The new version of Unif. R. 2-12.4(A)(4) itself instructs that the statement of the case should “indicat[e] the nature of the case, the action of the trial court and the disposition ...." This accords with the purpose of the statement of the case under former Fed. R. App. P. 28. The 1998 comments under former Rule 28 explained the distinction between the statement of the case and the statement of facts:
The current rule requires a brief to include a statement of the case which includes a description of the nature of the case, the course of proceedings, the disposition of the case—all of which might be described as the procedural history—as well as a statement of the facts. The amendments separate this into two statements; one procedural, called the statement of the case; and one factual, called the statement of facts....
In his book Winning on Appeal § 9.1 (Rev. 1st ed.), Judge Ruggero Aldisert offered these tips for writing the statement of the case:
A succinct statement of the case in your brief tells the appellate court “how you got here.” In this portion of the brief you verify the procedural history of the case by answering these questions:
- Who: Who won in the trial court? Who is taking the appeal?
- What: What is the general area of law implicated in the appeal, and what specifically are the issues?
- Where: Where has the case been so far? A trial court, administrative agency or intermediate court?
- When: When was the alleged error committed? During the pre-trial, trial or post-trial stage?
- How: How was the case resolved? By summary judgment, a directed verdict, a jury verdict or a nonjury award?

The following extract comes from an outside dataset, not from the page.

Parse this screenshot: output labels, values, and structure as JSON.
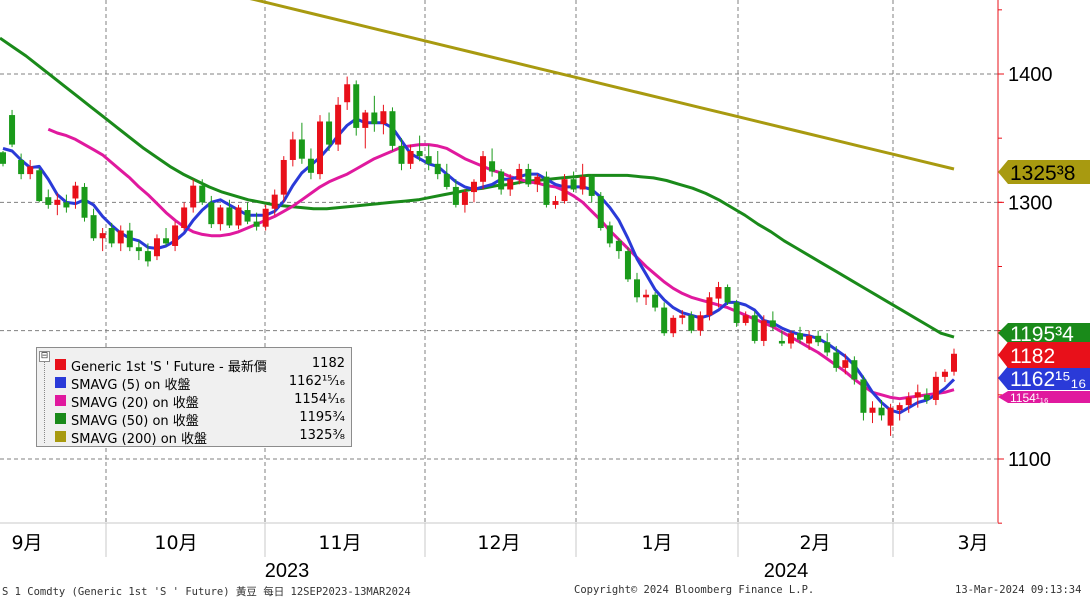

In an article recently published on Law360, Matthew J. Dowd explains the “old” Rule 28 statement of the case:
The primary purpose of the old statement of the case was to provide a concise summary of the procedural history of the case. The statement of the case would quickly explain how the case reached the appeals court. This summary, in turn, could inform the judges and clerks about numerous aspects of the case, including whether the appeal concerned a final judgment or an interlocutory order, whether the decision being appealed was one of summary judgment or after a full trial, and wehther the trial was a bench trial or a jury trial. From this, using their internal knowledge, the judges and clerks could readily discern, for example, the basis for jurisdiction and the proper standard of review.
Matthew J. Dowd, How to Take Advantage of New Fed. Circ. Brief Structure (Law360 Jan. 8, 2014).